Ignorance and fear make dangerous bed fellows! In the wake of the Protestant Reformation, a frenzied fear of witchcraft spread across Europe during the 16th to 18th centuries. Ignorance lay at the heart of this fear: ignorance about crop failure and other disasters, ignorance about disease and death at childbirth and in the case of Janet Horne and her daughter, ignorance about senile dementia and deformities. Janet Horne is reputed to be the last person to be burnt as a witch in Scotland. She was a real person. Her story is truly poignant. Today her ghost is said to haunt the spot where she met her fate.
Who was Janet Horne?
Janet began her early years as a lady’s maid, in whose service she travelled abroad. Upon her return, she married, and the couple had a daughter. Little is known about what happened during the intervening years or what happened to her husband. Indeed, Janet may not even be her first name: Janet was a generic name given to witches in Scotland.

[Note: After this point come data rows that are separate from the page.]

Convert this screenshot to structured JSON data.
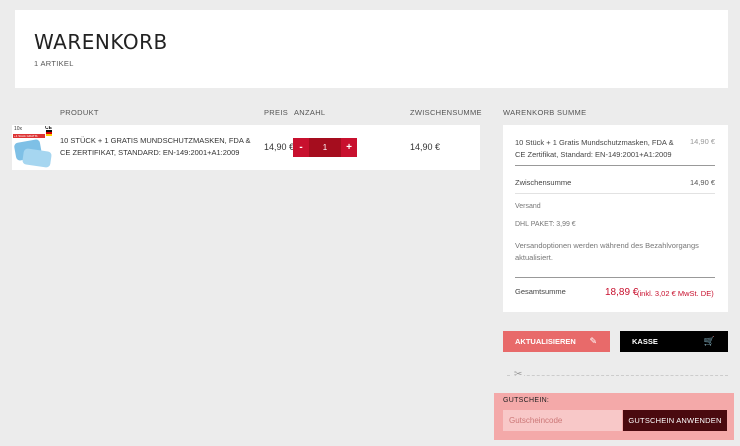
{
  "header": {
    "title": "WARENKORB",
    "items_count": "1 ARTIKEL"
  },
  "table": {
    "columns": {
      "product": "PRODUKT",
      "price": "PREIS",
      "quantity": "ANZAHL",
      "subtotal": "ZWISCHENSUMME"
    },
    "rows": [
      {
        "name": "10 STÜCK + 1 GRATIS MUNDSCHUTZMASKEN, FDA & CE ZERTIFIKAT, STANDARD: EN-149:2001+A1:2009",
        "price": "14,90 €",
        "quantity": "1",
        "minus": "-",
        "plus": "+",
        "subtotal": "14,90 €",
        "thumb_text": "10x",
        "thumb_stripe": "+1 Stück GRATIS",
        "thumb_ce": "CE"
      }
    ]
  },
  "summary": {
    "title": "WARENKORB SUMME",
    "item_name": "10 Stück + 1 Gratis Mundschutzmasken, FDA & CE Zertifikat, Standard: EN-149:2001+A1:2009",
    "item_price": "14,90 €",
    "subtotal_label": "Zwischensumme",
    "subtotal_value": "14,90 €",
    "shipping_label": "Versand",
    "shipping_option": "DHL PAKET: 3,99 €",
    "shipping_note": "Versandoptionen werden während des Bezahlvorgangs aktualisiert.",
    "total_label": "Gesamtsumme",
    "total_value": "18,89 €",
    "total_tax": "(inkl. 3,02 € MwSt. DE)"
  },
  "actions": {
    "update_label": "AKTUALISIEREN",
    "checkout_label": "KASSE"
  },
  "coupon": {
    "label": "GUTSCHEIN:",
    "placeholder": "Gutscheincode",
    "apply_label": "GUTSCHEIN ANWENDEN"
  },
  "colors": {
    "accent": "#c8102e",
    "update_bg": "#e86a6a",
    "coupon_bg": "#f4a9a9",
    "coupon_btn": "#4a0a0f"
  }
}
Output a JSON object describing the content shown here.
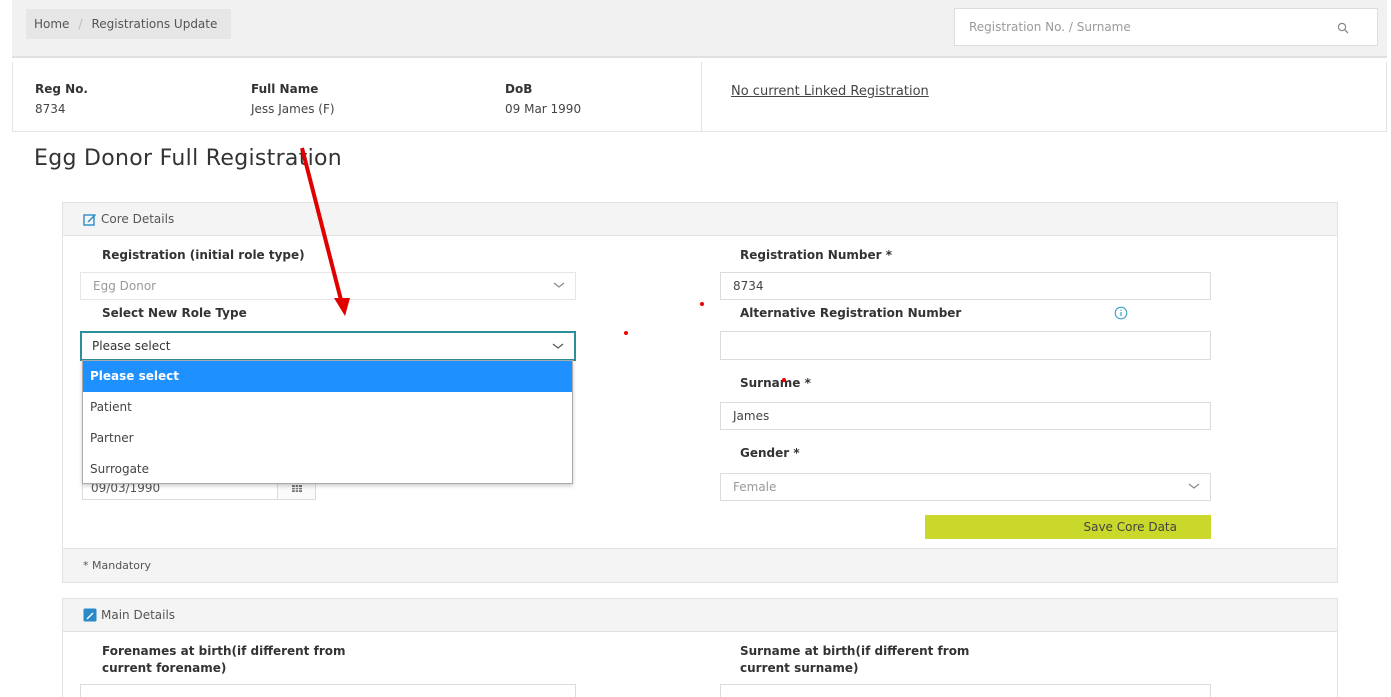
{
  "breadcrumb": {
    "home": "Home",
    "separator": "/",
    "current": "Registrations Update"
  },
  "search": {
    "placeholder": "Registration No. / Surname",
    "icon": "search-icon"
  },
  "summary": {
    "reg_no_label": "Reg No.",
    "reg_no": "8734",
    "full_name_label": "Full Name",
    "full_name": "Jess James (F)",
    "dob_label": "DoB",
    "dob": "09 Mar 1990",
    "linked": "No current Linked Registration"
  },
  "page_title": "Egg Donor Full Registration",
  "core": {
    "header": "Core Details",
    "registration_label": "Registration (initial role type)",
    "registration_value": "Egg Donor",
    "new_role_label": "Select New Role Type",
    "new_role_value": "Please select",
    "new_role_options": [
      "Please select",
      "Patient",
      "Partner",
      "Surrogate"
    ],
    "dob_value": "09/03/1990",
    "reg_number_label": "Registration Number *",
    "reg_number_value": "8734",
    "alt_reg_label": "Alternative Registration Number",
    "alt_reg_value": "",
    "surname_label": "Surname *",
    "surname_value": "James",
    "gender_label": "Gender *",
    "gender_value": "Female",
    "save_label": "Save Core Data",
    "mandatory_note": "* Mandatory"
  },
  "main": {
    "header": "Main Details",
    "forenames_label_1": "Forenames at birth(if different from",
    "forenames_label_2": "current forename)",
    "surname_birth_label_1": "Surname at birth(if different from",
    "surname_birth_label_2": "current surname)"
  },
  "colors": {
    "accent": "#1e90ff",
    "focus": "#2d8f95",
    "save_button": "#c9d82b",
    "annotation": "#e00000"
  }
}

Sometime, near the end of her life, Janet and her daughter moved into the small close-knit community of Loth, some twenty miles north of Dornoch, the administrative capital of the county of Sutherland.
Whisperings about Witchcraft
Old and suffering from the early stages of dementia, the locals viewed her with suspicion. Janet’s neighbours noticed that her daughter’s hands and feet were deformed and looked like hooves. Their fears escalated. Soon the whispers began. Janet must be a witch! During her nefarious practices, she must have transformed her daughter into a pony and had her shod by the devil so she could travel around the countryside doing her master’s evil bidding! They reasoned that she had driven her human steed so hard that she was left lame in both hand and foot.
Janet Horne On Trial for Witchcraft
Janet and her daughter were taken to Dornoch and imprisoned in the old tollbooth in the town square. Both women were hauled before the depute sheriff, Captain David Ross of Little Dean and charged with ‘bewitching pigs and poultry’. The women’s legal options were very limited, and the trial was rushed through. As part of her trial, Janet was asked to recite the Lord’s prayer in Gaelic. In her confused state, the old woman misquoted the first line. From that point, the woman’s fate was sealed. It was taken as damning evidence that Janet was in league with the devil.
A ‘Bonny’ Blaze
Both women were found guilty and sentenced to death the following day. However, the daughter managed to escape. Poor Janet was left alone to face her punishment. She was stripped, tarred and feathered and then paraded through the streets in a barrel. In most witchcraft cases, those found guilty were strangled and then their bodies were burnt so that they could not return from the grave. Poor Janet was not given even that scrap of humanity. Instead, she was to be burnt alive.
Mercifully, Janet’s mental faculties were such that she was unaware of the horror that awaited her. It was apparently a chilly morning, and she smiled as she warmed her hands on the pyre of burning wood, saying “Oh what a bonny blaze.”
Nine years later, the Witchcraft Act 1563, which had made witchcraft a capital offence, was repealed. Unfortunately, it was nine years too late for Janet. As it was, her trial was illegal. The depute sheriff did not have the authority to try and condemn her as a witch. Today a stone marks the place were Janet was executed. Alas, even the lasting memorial to her memory is inaccurate. It has the year of her death as 1722 rather than 1727.
Is it any wonder that this poor vulnerable woman’s ghost has never left the scene of her death? Those who have seen her sceptre say that she is still desperately struggling as she is consumed by phantom flames.